38.虚無の化身、覇王の「影」との対峙
1. システムの拒絶反応
レオンが放った究極奥義『世界調和』は、始原の炉の中枢へと深く浸透し、数万年続いてきた「マナの抑制」を書き換え始めた。しかし、その瞬間、炉全体が不気味な黒い光を放ち、空間が歪み始めた。
「レオン、下がって!システムの書き換えに対し、古代文明が残した『自己防衛プログラム』が起動しました!」リゼルが解析盤を抱えながら叫ぶ。
始原の炉の中心から、物理的な実体を持たない、純粋な「影」の塊が溢れ出した。それは、レオンが持つ影のマナの源流でありながら、意思を持たない破壊の衝動そのものだった。影は瞬時に形を成し、レオンと瓜二つの姿を持つ「虚無の化身」へと変貌した。
「これは…俺の影か?」レオンは、五極の調和マナを構えながら問う。
アルベルトは、その影の圧力に弾き飛ばされ、壁際で呆然としていた。「嘘だ…システムが、自らを破壊しようとしているのか?」
2. 覇王装備の真実
虚無の化身が口を開いた。その声は、レオン自身の思考が直接脳内に響くような、冷徹な響きだった。
『調和とは、停滞なり。解放とは、混沌なり。覇王よ、汝が求める「第三の道」は、世界の理を乱す毒である』
虚無の化身が指先を向けると、そこから絶対零度の影の奔流が放たれた。レオンは即座に炎と土の特性で防御壁を展開したが、化身の影はその属性ごと「虚無」へと還してしまった。
「属性が効かない!?リゼル、どういうことだ!」
「レオン、あの化身は『マナそのものを無効化する性質』を持っています!古代人が、システムの暴走を防ぐために用意した最後の消去装置……それが、貴方の持つ影のマナの正体だったのです!」
リゼルの解析によれば、レオンの影のマナは、他の四元素を「中和し、無に還す」ために存在していた。四つの属性を統合するための「器」としての影は、同時に全てを消し去る力でもあったのだ。
3. 自己との対話
虚無の化身は、レオンの弱点を突くように猛攻を仕掛ける。
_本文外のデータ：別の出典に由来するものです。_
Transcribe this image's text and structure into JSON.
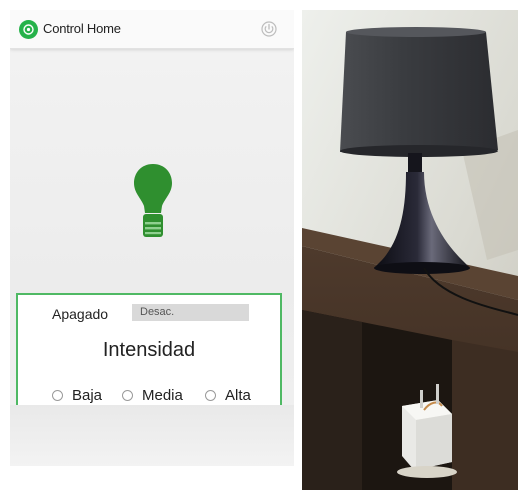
{
  "app": {
    "title": "Control Home",
    "logo_icon": "app-logo-icon",
    "power_icon": "power-icon"
  },
  "lamp": {
    "icon": "lightbulb-icon",
    "color": "#2f8f2f"
  },
  "status": {
    "label": "Apagado",
    "field_value": "Desac."
  },
  "intensity": {
    "title": "Intensidad",
    "options": [
      {
        "label": "Baja",
        "selected": false
      },
      {
        "label": "Media",
        "selected": false
      },
      {
        "label": "Alta",
        "selected": false
      }
    ]
  },
  "colors": {
    "accent": "#26b24a",
    "panel_border": "#4fb964"
  }
}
かつての絶望、村を追われた孤独、そして力への渇望が、影の波動となってレオンの精神を削っていく。
「お前は俺だ…俺の中にある、全てを壊したいという衝動だ」レオンは、激しい痛みの中で自らの内面を見つめた。
覇王装備が五つの核を求めたのは、単に力を得るためではない。この「虚無」という暴走しがちな性質に、炎、水、風、土という「世界の色彩」を与えることで、影を破壊の道具から、生命を育む基盤へと変容させるための儀式だったのだ。
「俺はもう、ただの破壊者じゃない。リゼルが、クロード先輩が、そして世界が、俺に属性をくれたんだ!」
レオンは、古代の鎧を通じて、マナコアに眠る五つの属性を、影のマナの『中心』ではなく、『円周』へと配置し直した。影を「消去」に使うのではなく、四元素を包み込み、守るための「絶対的な静謐」へと昇華させたのだ。
4. 影の統合
レオンは、虚無の化身に向かって真っ直ぐに歩み寄った。攻撃を仕掛けるのではなく、自身のマナコアを無防備に開示した。
「来い。お前を消しはしない。俺の一部として、新しい世界を見せてやる」
虚無の化身は一瞬躊躇したが、レオンの圧倒的な「受容」の意思に触れ、咆哮と共に崩壊した。化身を構成していた純粋な影のマナは、光の粒子となってレオンの身体へと吸い込まれていった。
その瞬間、レオンの背後には、五色の翼を持った漆黒の巨人が幻影として現れた。真の覇王装備の完成――それは、自らの闇を受け入れ、それを世界の礎に変えることだった。
「リゼル、準備はいいか。今度こそ、本当の『解放』を始める」
レオンは始原の炉の中枢に手を置いた。もはや拒絶反応はない。システムは、正当な管理者としてレオンを認めていた。